In short, Giuliani’s demands to Yermak almost exactly mirror the call that Donald Trump made to Zelensky a few days later. But since Giuliani can’t be impeached, we’ll just have to indict him.
The phone call actually starts out with Giuliani explaining to U.S. diplomat Kurt Volker and Ukrainian official Andriy Yermak the whole convoluted conspiracy theory that he had developed in conjunction with discussions of agents for exiled oligarch Dmitry Firtash and former members of the ousted pro-Russian government. Incredibly enough, Giuliani even tries to convince Yermak of the whole “Ukranian server” conspiracy theory, in which the “Cozy Bear” hackers who stole emails from the DNC were actually members of a Ukrainian team working with Hillary Clinton to set up Donald Trump months before he was elected. What Yermak thinks of this mountain of bullshit isn’t immediately apparent.
Then Giuliani returns again and again to insisting that the Ukrainian government needs to appoint a special investigator to look into the “crimes” committed by Biden. Giuliani doesn’t insist that the Ukrainians find Biden guilty, just that they loudly and publicly support the stories he’s been passing off in The New York Times and elsewhere by announcing that they’re opening an investigation. And they should announce a second investigation into how former Ukrainian officials interfered in the 2016 election to help Hillary Clinton.

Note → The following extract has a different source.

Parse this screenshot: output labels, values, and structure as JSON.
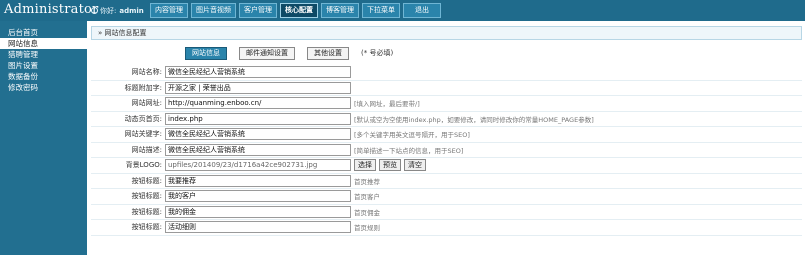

If they would do this, said Giuliani, it would really help them get on the good side of the guy who happened to be in control of the military assistance they badly needed to fight off that pesky ongoing Russian invasion.
There is one thing that seems to be missing from Giuliani’s talk—any mention of by then former Ambassador Marie Yovanovitch. That is because Giuliani had already delivered on that promise to his corrupt friends. On May 10, Trump recalled U.S. Ambassador Yovanovitch based on a series of lies that Giuliani spread about her anti-Trump activities.

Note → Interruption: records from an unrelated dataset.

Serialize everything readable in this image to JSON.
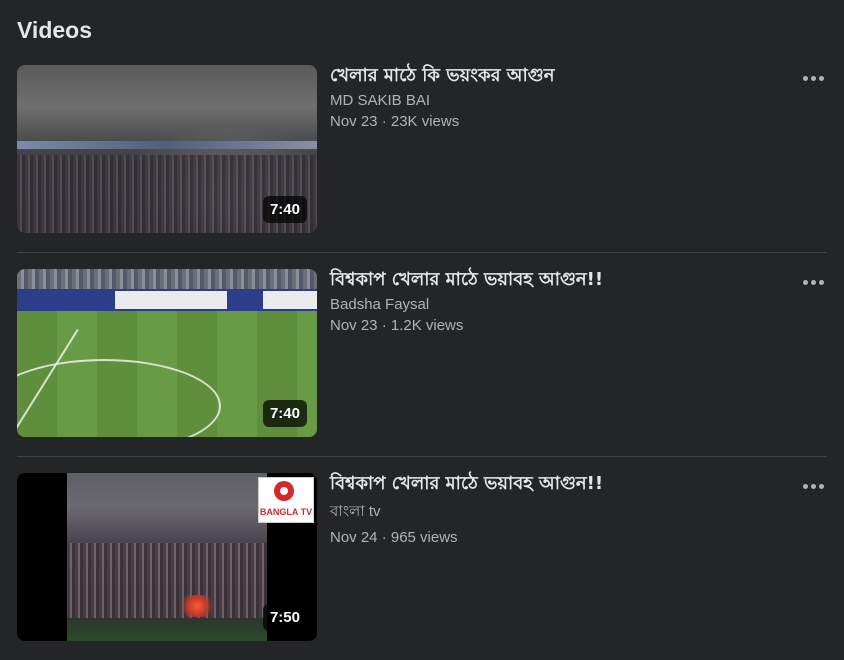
{
  "section": {
    "title": "Videos"
  },
  "videos": [
    {
      "title": "খেলার মাঠে কি ভয়ংকর আগুন",
      "channel": "MD SAKIB BAI",
      "meta": "Nov 23 · 23K views",
      "duration": "7:40"
    },
    {
      "title": "বিশ্বকাপ খেলার মাঠে ভয়াবহ আগুন!!",
      "channel": "Badsha Faysal",
      "meta": "Nov 23 · 1.2K views",
      "duration": "7:40"
    },
    {
      "title": "বিশ্বকাপ খেলার মাঠে ভয়াবহ আগুন!!",
      "channel": "বাংলা tv",
      "meta": "Nov 24 · 965 views",
      "duration": "7:50",
      "logo_text": "BANGLA TV"
    }
  ],
  "icons": {
    "more": "more-horizontal-icon"
  },
  "colors": {
    "background": "#242526",
    "text": "#e4e6eb",
    "secondary_text": "#b0b3b8"
  }
}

Ambassador Yovanovitch had been scheduled to leave just a few weeks later, but her departure was accelerated “after she became a target of political attacks by conservative media outlets and Donald Trump Jr.” All of it based on information spread by Giuliani.
The problem with Yovanovitch had nothing to do with her attitude about Trump, and everything to do with the fact that she was honest. Her strong support for an anti-corruption and bribery program was standing in the way of corrupt officials; the same officials who promised to give Giuliani what he wanted when it came to smearing Biden. So those corrupt Ukrainian officials handed lies about Yovanovitch to Giuliani, Giuliani handed them to Trump, and within days Donald Trump Jr. was attacking the ambassador on Twitter while Laura Ingraham went after her on Fox News.
The removal of Yovanovitch appears to be at the center of the current investigation into Giuliani. That investigation has been underway since at least October 2019, when two of the contacts helpfully provided by Firtash were arrested trying to leave the United States.